Les transports en commun de Nouvelle-Calédonie sont à l'arrêt depuis le début des violences tandis que le sud du territoire reste inaccessible par la route. Conséquence : nombre de Calédoniens passent des heures dans leur voiture, misent sur la solidarité familiale ou tentent leur chance en bateau.
Sur le quai de Port-Moselle, dans le centre de Nouméa, Francine guette la mer. D'ici à quelques minutes, elle l'espère, se profilera l'un des nombreux semi-rigides qui font chaque jour les allers-retours entre la commune du Mont-Dore, au sud, et la capitale calédonienne.
« J'attends mes filles car comme on ne peut plus circuler, j'ai dû déménager pour le moment à Nouméa sinon j'allais perdre mon travail.
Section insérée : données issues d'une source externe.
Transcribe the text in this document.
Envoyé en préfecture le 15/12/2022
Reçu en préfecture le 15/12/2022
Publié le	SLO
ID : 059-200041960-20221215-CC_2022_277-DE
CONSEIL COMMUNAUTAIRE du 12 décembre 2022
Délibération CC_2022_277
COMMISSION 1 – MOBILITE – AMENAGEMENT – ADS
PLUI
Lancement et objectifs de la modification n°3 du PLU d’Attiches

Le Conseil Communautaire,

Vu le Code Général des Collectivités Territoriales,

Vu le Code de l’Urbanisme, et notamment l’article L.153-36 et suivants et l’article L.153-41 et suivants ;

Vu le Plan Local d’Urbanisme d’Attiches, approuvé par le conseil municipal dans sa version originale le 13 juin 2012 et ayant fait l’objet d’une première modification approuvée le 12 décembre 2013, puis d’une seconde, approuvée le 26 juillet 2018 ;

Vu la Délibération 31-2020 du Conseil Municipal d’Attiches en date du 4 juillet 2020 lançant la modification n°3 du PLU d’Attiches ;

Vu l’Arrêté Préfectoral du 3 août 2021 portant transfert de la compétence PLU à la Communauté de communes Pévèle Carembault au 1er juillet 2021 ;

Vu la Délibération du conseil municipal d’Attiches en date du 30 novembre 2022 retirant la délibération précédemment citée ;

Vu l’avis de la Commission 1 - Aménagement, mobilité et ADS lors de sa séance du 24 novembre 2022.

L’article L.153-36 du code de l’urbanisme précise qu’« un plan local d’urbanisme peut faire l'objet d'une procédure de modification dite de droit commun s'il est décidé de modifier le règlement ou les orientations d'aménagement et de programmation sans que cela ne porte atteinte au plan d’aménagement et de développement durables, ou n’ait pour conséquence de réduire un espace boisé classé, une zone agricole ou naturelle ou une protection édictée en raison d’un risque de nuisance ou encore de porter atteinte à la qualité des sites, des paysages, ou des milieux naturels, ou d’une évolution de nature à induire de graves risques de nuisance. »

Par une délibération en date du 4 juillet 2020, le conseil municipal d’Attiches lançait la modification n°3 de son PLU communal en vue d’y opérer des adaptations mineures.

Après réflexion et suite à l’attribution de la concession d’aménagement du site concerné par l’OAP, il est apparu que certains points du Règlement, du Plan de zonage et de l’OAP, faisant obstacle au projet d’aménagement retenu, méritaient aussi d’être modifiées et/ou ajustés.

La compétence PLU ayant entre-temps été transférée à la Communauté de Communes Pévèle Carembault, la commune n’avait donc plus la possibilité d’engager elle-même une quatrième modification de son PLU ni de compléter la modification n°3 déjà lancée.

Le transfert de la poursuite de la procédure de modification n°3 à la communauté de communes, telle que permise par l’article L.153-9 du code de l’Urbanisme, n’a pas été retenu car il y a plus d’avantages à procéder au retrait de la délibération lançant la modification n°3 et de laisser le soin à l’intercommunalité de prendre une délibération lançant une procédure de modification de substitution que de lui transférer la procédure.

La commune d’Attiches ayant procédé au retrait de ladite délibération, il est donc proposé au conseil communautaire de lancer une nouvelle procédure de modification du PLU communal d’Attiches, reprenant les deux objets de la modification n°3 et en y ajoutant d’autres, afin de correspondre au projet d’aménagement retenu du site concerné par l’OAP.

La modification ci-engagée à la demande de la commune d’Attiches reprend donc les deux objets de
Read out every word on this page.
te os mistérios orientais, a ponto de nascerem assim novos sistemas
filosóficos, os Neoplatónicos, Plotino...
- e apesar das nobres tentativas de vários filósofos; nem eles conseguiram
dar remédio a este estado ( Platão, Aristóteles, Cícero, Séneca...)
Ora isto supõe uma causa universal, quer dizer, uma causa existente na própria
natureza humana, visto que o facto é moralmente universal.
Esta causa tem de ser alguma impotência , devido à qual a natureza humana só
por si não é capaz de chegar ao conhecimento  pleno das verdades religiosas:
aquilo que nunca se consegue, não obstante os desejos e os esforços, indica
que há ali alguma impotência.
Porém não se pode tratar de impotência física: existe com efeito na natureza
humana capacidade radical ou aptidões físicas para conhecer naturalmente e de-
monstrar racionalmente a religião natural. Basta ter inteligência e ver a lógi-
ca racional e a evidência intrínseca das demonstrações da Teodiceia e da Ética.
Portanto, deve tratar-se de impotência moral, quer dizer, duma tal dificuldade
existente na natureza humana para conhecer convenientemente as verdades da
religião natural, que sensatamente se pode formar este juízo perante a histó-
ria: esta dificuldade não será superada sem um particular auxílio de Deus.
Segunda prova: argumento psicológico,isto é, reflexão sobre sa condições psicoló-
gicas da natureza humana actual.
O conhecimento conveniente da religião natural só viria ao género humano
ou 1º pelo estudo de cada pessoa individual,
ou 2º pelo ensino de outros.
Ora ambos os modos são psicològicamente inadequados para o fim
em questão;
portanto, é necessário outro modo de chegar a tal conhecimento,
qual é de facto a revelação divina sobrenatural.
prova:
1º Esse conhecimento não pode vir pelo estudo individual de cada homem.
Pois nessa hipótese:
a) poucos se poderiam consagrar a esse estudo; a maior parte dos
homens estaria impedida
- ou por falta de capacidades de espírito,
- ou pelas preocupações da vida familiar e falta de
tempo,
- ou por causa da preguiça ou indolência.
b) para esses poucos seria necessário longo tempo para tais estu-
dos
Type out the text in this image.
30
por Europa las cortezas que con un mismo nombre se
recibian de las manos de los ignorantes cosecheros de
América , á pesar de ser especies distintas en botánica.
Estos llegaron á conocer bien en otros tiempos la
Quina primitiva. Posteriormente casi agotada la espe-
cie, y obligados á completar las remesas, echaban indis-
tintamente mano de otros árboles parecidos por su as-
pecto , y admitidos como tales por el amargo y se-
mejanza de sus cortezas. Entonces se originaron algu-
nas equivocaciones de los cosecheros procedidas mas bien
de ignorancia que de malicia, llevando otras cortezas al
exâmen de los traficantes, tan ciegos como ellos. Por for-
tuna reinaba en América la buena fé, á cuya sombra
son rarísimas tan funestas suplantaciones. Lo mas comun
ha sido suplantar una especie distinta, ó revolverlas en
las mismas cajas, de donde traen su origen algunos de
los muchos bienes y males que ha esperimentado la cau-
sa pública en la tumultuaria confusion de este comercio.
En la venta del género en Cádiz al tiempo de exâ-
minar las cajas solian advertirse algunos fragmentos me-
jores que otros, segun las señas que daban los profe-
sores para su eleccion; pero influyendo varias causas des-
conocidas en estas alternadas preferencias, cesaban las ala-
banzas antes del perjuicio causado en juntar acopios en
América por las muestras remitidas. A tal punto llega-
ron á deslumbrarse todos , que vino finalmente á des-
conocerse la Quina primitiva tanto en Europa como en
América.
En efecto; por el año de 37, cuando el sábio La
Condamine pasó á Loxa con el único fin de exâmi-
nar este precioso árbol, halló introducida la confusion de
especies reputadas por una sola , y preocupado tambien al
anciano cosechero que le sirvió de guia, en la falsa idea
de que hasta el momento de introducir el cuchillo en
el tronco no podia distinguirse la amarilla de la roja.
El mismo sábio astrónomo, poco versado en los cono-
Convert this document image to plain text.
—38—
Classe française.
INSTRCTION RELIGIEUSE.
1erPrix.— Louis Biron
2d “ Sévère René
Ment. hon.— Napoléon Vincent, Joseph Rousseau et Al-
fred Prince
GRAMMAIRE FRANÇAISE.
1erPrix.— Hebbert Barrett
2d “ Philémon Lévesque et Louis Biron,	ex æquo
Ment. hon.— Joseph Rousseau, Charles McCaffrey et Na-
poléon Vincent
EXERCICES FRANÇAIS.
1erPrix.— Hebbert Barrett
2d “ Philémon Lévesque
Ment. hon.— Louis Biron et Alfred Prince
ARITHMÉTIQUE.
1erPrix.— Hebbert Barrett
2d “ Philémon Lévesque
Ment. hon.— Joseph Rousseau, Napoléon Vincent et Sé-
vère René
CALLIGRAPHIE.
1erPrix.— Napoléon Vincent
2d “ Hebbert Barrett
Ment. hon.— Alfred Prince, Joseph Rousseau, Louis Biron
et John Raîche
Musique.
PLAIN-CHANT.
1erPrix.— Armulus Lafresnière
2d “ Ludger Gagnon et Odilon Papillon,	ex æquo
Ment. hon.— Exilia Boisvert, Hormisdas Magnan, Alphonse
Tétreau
Elles restent avec leurs grands-parents à la maison, de l'autre côté. Et ils me les amènent sur mes jours de congé. C'est difficile pour une maman mais je n’ai pas le choix », dit-elle.
Depuis le début des violences liées à la mobilisation indépendantiste contre la réforme constitutionnelle du dégel du corps électoral, le 13 mai, l'unique route qui relie Nouméa au sud de l'archipel, et notamment la commune du Mont-Dore, est coupée au niveau de la tribu de Saint-Louis.
Même quand il n'y a pas de blocage, l'automobiliste risque de recevoir des cailloux, voire d'être visé par des coups de feu. Plusieurs vols à main armée ont été recensés. Les forces de l'ordre, présentes en permanence, déconseillent tout passage quand elles n'interdisent pas totalement la circulation si la situation est jugée trop dangereuse.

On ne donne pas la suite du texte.